Figure 2. Cartoon showing the pathways for generation of uric acid via XO in response to infection with enteric pathogens. Damaged enterocytes release nucleotides and nucleosides in response to infection with rotavirus, EPEC, STEC and Salmonella. Breakdown of nucleic acids (DNA and RNA) may contribute to the flux of nucleotides released. Host enzymes catalyze the catabolism of the extracellular purines to uric acid (photo of uric acid crystals at top right), some of which may be reabsorbed into the bloodstream, since hyperuricemia can result from these infections. Bacteria and rotaviruses are obviously not drawn to scale, since rotavirus is smaller than bacteria.

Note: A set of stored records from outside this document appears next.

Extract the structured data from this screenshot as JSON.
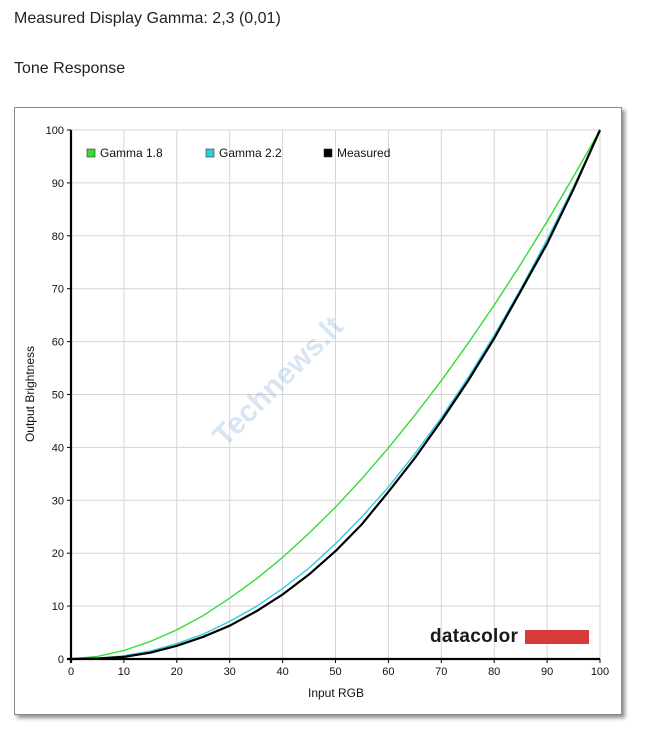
{
  "header": {
    "gamma_line": "Measured Display Gamma: 2,3 (0,01)",
    "section_title": "Tone Response"
  },
  "chart_data": {
    "type": "line",
    "xlabel": "Input RGB",
    "ylabel": "Output Brightness",
    "xlim": [
      0,
      100
    ],
    "ylim": [
      0,
      100
    ],
    "x_ticks": [
      0,
      10,
      20,
      30,
      40,
      50,
      60,
      70,
      80,
      90,
      100
    ],
    "y_ticks": [
      0,
      10,
      20,
      30,
      40,
      50,
      60,
      70,
      80,
      90,
      100
    ],
    "grid": true,
    "legend_position": "top-left",
    "x": [
      0,
      5,
      10,
      15,
      20,
      25,
      30,
      35,
      40,
      45,
      50,
      55,
      60,
      65,
      70,
      75,
      80,
      85,
      90,
      95,
      100
    ],
    "series": [
      {
        "name": "Gamma 1.8",
        "color": "#33dd33",
        "values": [
          0,
          0.5,
          1.6,
          3.3,
          5.5,
          8.2,
          11.5,
          15.1,
          19.2,
          23.8,
          28.7,
          34.1,
          39.9,
          46.1,
          52.6,
          59.6,
          66.9,
          74.6,
          82.7,
          91.2,
          100
        ]
      },
      {
        "name": "Gamma 2.2",
        "color": "#33ccdd",
        "values": [
          0,
          0.1,
          0.6,
          1.5,
          2.9,
          4.7,
          7.1,
          9.9,
          13.3,
          17.2,
          21.8,
          26.9,
          32.5,
          38.8,
          45.6,
          53.1,
          61.2,
          69.9,
          79.3,
          89.3,
          100
        ]
      },
      {
        "name": "Measured",
        "color": "#000000",
        "values": [
          0,
          0.1,
          0.4,
          1.2,
          2.5,
          4.2,
          6.3,
          9.0,
          12.2,
          16.0,
          20.4,
          25.5,
          31.6,
          38.0,
          45.0,
          52.5,
          60.6,
          69.5,
          78.5,
          88.8,
          100
        ]
      }
    ]
  },
  "logo": {
    "text": "datacolor",
    "bar_color": "#d83a3a"
  },
  "watermark": {
    "text": "Technews.lt"
  }
}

While more research is needed in many of these areas, there are things that can be implemented now based on our work and the available literature. First, serum uric acid levels should be measured more often in patients with infectious diarrhea, since high uric acid levels not only serve as a clue to the etiology of the diarrheal illness, but also may function as a biomarker of more severe disease and of a greater chance of developing renal failure in those infected with STEC. Those individuals might be candidates for more intensive monitoring, more aggressive hydration and possibly even uric acid-lowering treatments.

The role of xanthine oxidase in response to enteric infections appears more complex than what has been emphasized in the literature,, since this enzyme can serve in a signaling role and enhance pathogen virulence as well as merely killing bacteria. Research in this area seems likely to produce both more insight into basic aspects of XO biology as well as possible practical and therapeutic strategies.